The Calabar-Itu road has suffered deprivation under various governments. There is hardly any year that money is not spent, either on major remedial works or mere intervention by way of filling up the pits and gulley, especially by private individuals whose trucks ply the roads and most times would fall off the road.
Some years ago, it was the NDDC that took it upon themselves to intervene on the road. During the caretaker era of Ibim Seminatari as managing director, the NDDC was able to fix the road to a manageable extent that lasted for about a year before it collapsed again.
But things have since gone so bad again. It has gone so bad that people have decided to abandon the road and take to the river as an alternative route into and out of Calabar. From Uyo, a journey that ought to take about an hour, now takes about three hours. This is aside the wear and tear on the car, in the course of the trip.
The bad state of the road has really affected traffic into and out of the Cross River State capital. Worst still, the tourism sector which used to be the mainstay of the state’s economy has been badly hit. People hardly travel to Calabar because there is no road to the place.
In 2019, when politicians were begging people for their votes, all sorts of propaganda messages were being spread by politicians who deceived the unsuspecting public that contract for the road had been awarded and that work would commence. A few equipment were mobilised to a section of the road and immediately after the election, the equipment disappeared and things returned to where they were.
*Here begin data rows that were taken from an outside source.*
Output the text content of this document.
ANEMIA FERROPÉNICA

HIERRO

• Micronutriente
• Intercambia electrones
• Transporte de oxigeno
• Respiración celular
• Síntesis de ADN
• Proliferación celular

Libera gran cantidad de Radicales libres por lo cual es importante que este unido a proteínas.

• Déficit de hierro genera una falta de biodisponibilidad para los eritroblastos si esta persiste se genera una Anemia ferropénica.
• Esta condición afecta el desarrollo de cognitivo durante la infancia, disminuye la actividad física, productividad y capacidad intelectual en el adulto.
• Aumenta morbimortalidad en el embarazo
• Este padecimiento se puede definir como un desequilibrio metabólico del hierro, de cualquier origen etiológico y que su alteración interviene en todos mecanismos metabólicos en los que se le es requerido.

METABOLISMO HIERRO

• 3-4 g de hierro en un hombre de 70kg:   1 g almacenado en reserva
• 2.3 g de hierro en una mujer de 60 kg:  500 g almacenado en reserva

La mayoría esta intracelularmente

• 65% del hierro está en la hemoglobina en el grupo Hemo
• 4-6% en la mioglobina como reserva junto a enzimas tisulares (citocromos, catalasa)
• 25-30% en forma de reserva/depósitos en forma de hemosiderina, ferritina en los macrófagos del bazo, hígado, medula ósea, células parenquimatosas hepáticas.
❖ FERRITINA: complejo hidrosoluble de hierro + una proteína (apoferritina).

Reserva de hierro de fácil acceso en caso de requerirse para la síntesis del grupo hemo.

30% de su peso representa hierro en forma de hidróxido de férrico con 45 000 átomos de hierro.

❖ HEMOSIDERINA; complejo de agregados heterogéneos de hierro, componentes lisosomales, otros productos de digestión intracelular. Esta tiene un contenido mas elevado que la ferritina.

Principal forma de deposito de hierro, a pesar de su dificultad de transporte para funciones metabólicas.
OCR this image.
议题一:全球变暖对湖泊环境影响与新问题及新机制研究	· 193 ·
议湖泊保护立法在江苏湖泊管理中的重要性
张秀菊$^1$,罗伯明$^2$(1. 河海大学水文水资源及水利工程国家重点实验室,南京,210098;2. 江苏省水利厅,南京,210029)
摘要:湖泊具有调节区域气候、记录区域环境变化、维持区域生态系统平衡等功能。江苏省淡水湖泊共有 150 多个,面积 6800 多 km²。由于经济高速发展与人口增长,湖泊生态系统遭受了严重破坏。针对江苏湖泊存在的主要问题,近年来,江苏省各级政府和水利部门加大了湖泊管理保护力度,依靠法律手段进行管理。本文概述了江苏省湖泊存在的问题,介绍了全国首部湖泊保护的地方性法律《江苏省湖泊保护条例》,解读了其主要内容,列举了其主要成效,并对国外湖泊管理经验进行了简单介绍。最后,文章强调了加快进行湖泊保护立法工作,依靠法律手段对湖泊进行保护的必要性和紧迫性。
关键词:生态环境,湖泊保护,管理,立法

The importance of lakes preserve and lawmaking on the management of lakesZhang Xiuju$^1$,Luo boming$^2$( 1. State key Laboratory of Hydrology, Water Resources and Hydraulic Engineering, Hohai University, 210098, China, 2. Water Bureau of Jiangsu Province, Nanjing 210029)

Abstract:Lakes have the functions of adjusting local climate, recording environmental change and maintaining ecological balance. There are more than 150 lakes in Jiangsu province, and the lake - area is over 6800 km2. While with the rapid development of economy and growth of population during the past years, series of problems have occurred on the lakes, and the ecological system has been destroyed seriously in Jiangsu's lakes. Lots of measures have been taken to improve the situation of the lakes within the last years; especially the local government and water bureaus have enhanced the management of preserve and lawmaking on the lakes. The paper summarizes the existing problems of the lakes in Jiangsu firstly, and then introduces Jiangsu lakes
We do not think that this is good enough. One, that road ought to give the Minister of Niger Delta Affairs some sleepless nights. Even the minister of petroleum also ought to be worried that the oil and gas facility at Odukpani, owned by the nation’s content development board cannot be easily accessed because that portion of the road has become so terrible.
The two ministers are from the south south and it is expected that there ought to have been an alliance between them on how to fix the road once and for all. But the person with the biggest burden is Senator Godswill Akpabio, whose ministry is directly in charge of the road. Rather than pay attention to the road, the minister appears to be more interested in how to control the NDDC and its funds.
It is our view, that all stakeholders need to find immediate ways of ensuring that the Calabar-Itu road is fixed. If it is true that contract has been awarded for the construction of the road, those with the supervising powers should ensure that the project is monitored and completed on schedule.
To abandon the road for this long and allow the people to continue to groan is not in anybody’s interest. As they always say, if you throw a stone into the market, there is the likelihood that if it did not hit your parents, it would most likely hit your relatives.
So, as it is, if Akpabio is not directly suffering as a result of the neglected Calabar-Itu Road, it is possible that his family members, associates or even those related to his relatives may be feeling the impact of the bad road. This is why the minister needs to pay more than extra attention to the road and get it fixed. Afterall, he may need that road when political campaigns start in earnest, ahead of the 2023 elections.